The Assembly Democrats proposal would provide a property tax relief credit through the gross income tax return, for all residential homeowners with incomes up to $250,000 in the amount of 20% of the first $10,000 in property taxes paid.

To pay for the new revenue needed for the middle-class and lower-income property tax relief under the Assembly Democrats' plan, the state's income tax rate for those earning more than $1 million would be increased beginning next fiscal year. The rate would go from 8.97 percent to 10.75 percent. This would impact about 16,000 out of about 2.6 million filers and raise $800 million at the plan's full implementation in fiscal year 2016. And, that's where the problem lies because Christie hasn't been shy about his thoughts on that particular tax increase.

In his budget message, the Governor said, "We have eliminated the special surtax that for a time gave New Jersey the highest marginal tax rate in the nation - and I am proud to have twice vetoed the effort to re-introduce it. And just so there is no mistake in my intention: I will veto any tax increase again."
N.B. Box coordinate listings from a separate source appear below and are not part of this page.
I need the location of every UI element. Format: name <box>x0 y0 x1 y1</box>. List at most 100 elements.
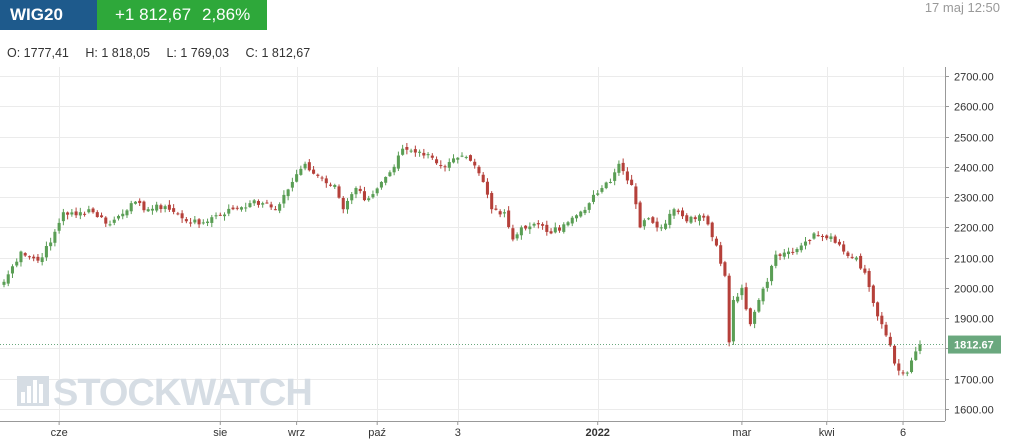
candle-body <box>655 221 659 228</box>
candle-body <box>451 158 456 163</box>
candle-body <box>108 224 112 226</box>
x-tick-label: kwi <box>819 427 835 439</box>
candle-body <box>914 351 918 360</box>
candle-body <box>430 155 434 158</box>
candle-body <box>558 227 562 231</box>
candle-body <box>748 308 752 325</box>
candle-body <box>850 256 854 258</box>
candle-body <box>273 209 277 211</box>
x-tick-label: 6 <box>900 427 906 439</box>
candle-body <box>345 200 350 210</box>
candle-body <box>621 162 625 172</box>
candle-body <box>379 181 383 188</box>
candle-body <box>808 239 812 241</box>
candle-body <box>481 174 485 182</box>
candle-body <box>477 166 481 174</box>
candle-body <box>392 166 396 173</box>
candle-body <box>770 265 774 282</box>
candle-body <box>689 216 693 223</box>
candle-body <box>625 171 629 181</box>
ohlc-high: H: 1 818,05 <box>85 46 150 60</box>
candle-body <box>888 336 892 346</box>
change-percent: 2,86% <box>202 5 251 24</box>
candle-body <box>401 148 405 155</box>
candle-body <box>651 217 655 223</box>
candle-body <box>901 372 905 374</box>
candle-body <box>761 288 765 302</box>
candle-body <box>803 241 808 246</box>
candle-body <box>536 223 540 225</box>
candle-body <box>668 213 672 225</box>
candle-body <box>528 226 532 230</box>
candle-body <box>697 215 702 221</box>
candle-body <box>498 211 502 215</box>
candle-body <box>189 222 193 224</box>
candle-body <box>897 363 901 371</box>
candle-body <box>66 212 70 215</box>
candle-body <box>854 257 858 260</box>
candle-body <box>642 220 646 227</box>
candle-body <box>95 212 99 218</box>
ohlc-open: O: 1777,41 <box>7 46 69 60</box>
candle-body <box>617 163 621 173</box>
candle-body <box>833 236 837 243</box>
candle-body <box>282 194 286 204</box>
candle-body <box>545 224 549 232</box>
last-price-marker: 1812.67 <box>0 335 1001 354</box>
candle-body <box>842 244 846 252</box>
candle-body <box>596 193 600 195</box>
candle-body <box>918 344 922 351</box>
candle-body <box>244 207 248 209</box>
candle-body <box>782 252 786 257</box>
candle-body <box>396 155 400 169</box>
candle-body <box>40 257 44 263</box>
candle-body <box>532 223 536 226</box>
candle-body <box>502 212 506 214</box>
candles <box>2 143 922 377</box>
candle-body <box>871 285 875 303</box>
candle-body <box>680 210 685 217</box>
x-tick-label: wrz <box>287 427 305 439</box>
candle-body <box>150 208 154 211</box>
candle-body <box>753 311 757 324</box>
candle-body <box>2 281 6 285</box>
candle-body <box>413 149 417 153</box>
candle-body <box>367 198 371 201</box>
candle-body <box>460 155 464 157</box>
candle-body <box>299 168 303 175</box>
candle-body <box>53 231 57 243</box>
y-tick-label: 2200.00 <box>954 223 994 235</box>
candle-body <box>613 172 617 181</box>
candle-body <box>490 193 494 210</box>
candle-body <box>197 219 201 225</box>
ohlc-bar: O: 1777,41 H: 1 818,05 L: 1 769,03 C: 1 … <box>7 46 323 60</box>
candle-body <box>384 176 388 183</box>
candle-body <box>829 236 833 239</box>
candle-body <box>524 225 528 229</box>
candle-body <box>121 213 125 217</box>
candle-body <box>133 201 137 204</box>
candle-body <box>744 287 748 310</box>
candle-body <box>795 248 799 253</box>
candle-body <box>329 184 333 186</box>
candle-body <box>362 191 366 201</box>
candle-body <box>905 372 909 374</box>
candle-body <box>876 302 880 317</box>
candle-body <box>859 255 863 269</box>
candle-body <box>27 256 31 258</box>
candle-body <box>87 209 91 213</box>
candle-body <box>774 254 778 266</box>
last-price-label: 1812.67 <box>954 340 994 352</box>
candle-body <box>719 245 723 264</box>
x-tick-label: 2022 <box>585 427 609 439</box>
candle-body <box>757 299 761 312</box>
candle-body <box>176 213 180 215</box>
candle-body <box>485 181 489 195</box>
y-tick-label: 1700.00 <box>954 375 994 387</box>
candle-body <box>180 213 184 219</box>
candle-body <box>727 275 731 343</box>
candle-body <box>837 241 841 245</box>
candle-body <box>337 186 341 198</box>
candle-body <box>468 155 473 161</box>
Christie says because the Assembly Democrats' plan collapses existing property tax relief programs into it, it doesn't really reduce the taxes by 20%. He adds, "I'm more than happy to have that debate and discussion with the Democrats anytime they want."

Taking the Governor at his word, Greenwald has challenged him to a public debate. Christie has neither officially accepted nor has he declined.
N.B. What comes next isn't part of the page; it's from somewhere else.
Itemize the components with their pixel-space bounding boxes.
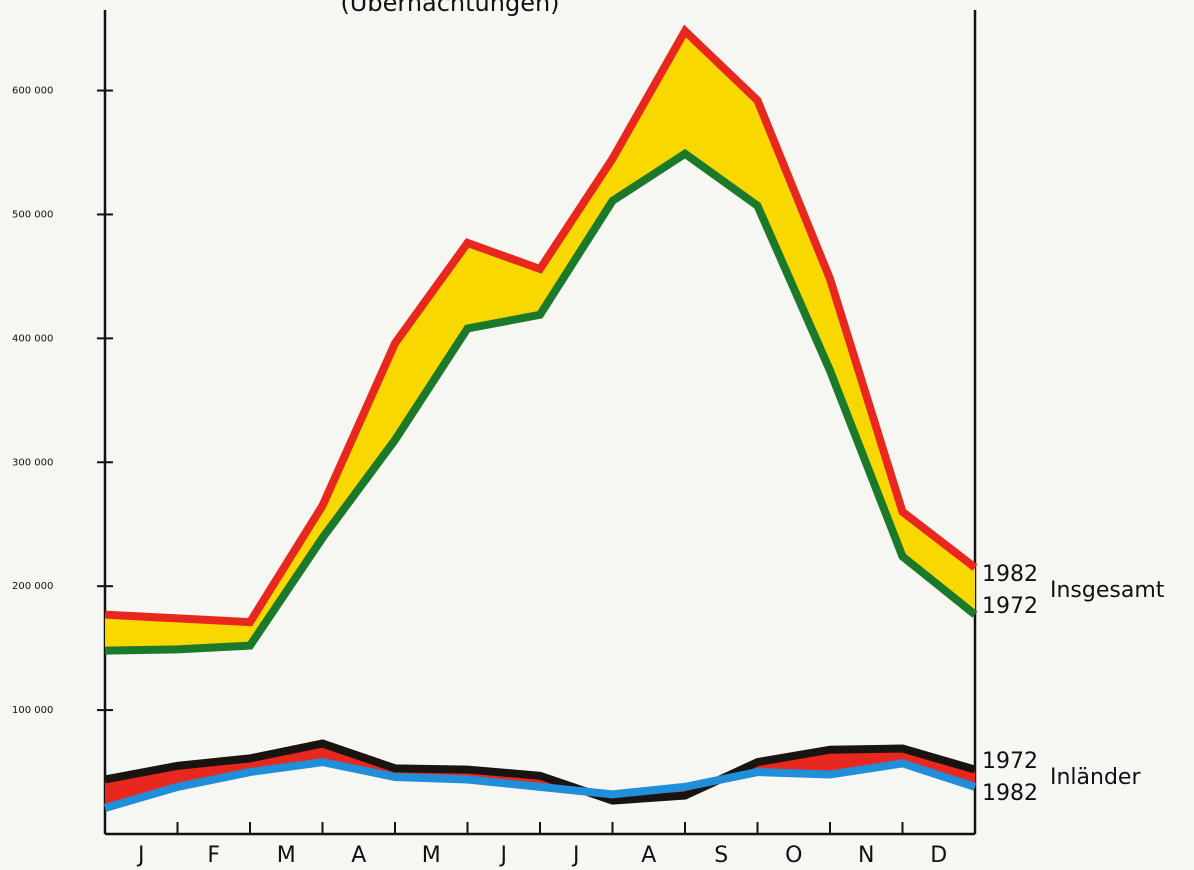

"I still await an answer from the Governor on my invitation to fulfill his own vow to debate our plan for middle-class and senior property tax relief versus his income tax scheme to benefit the rich," says Greenwald. "The Governor himself said he was willing to debate this issue 'anytime they want,' but now he is hiding behind a spokesman. This is a simple question, Governor. It deserves a straight answer. Is it a yes or is it a no?"

Greenwald says, "Over 70% of the state supports the millionaires tax.  The Governor isn't always wrong, but when he is wrong I'm not going to not act and not follow the beliefs of my party and myself just because he's in disagreement."

The Assembly Democrats' plan would be phased-in over four years - just as the Governor's plan - but relief would begin immediately, with the first year providing a credit of 20 percent of the first $5,000 in property taxes paid. Under the plan, there would be no statutory change to the existing property tax rebate/credit program, but homeowners qualifying for the property tax relief credit would receive the larger of the two. The Senior Freeze property tax relief program would remain in place.

Christie says, "All I can you is that Assemblyman Greenwald's tax increase plan is dead and he knows it."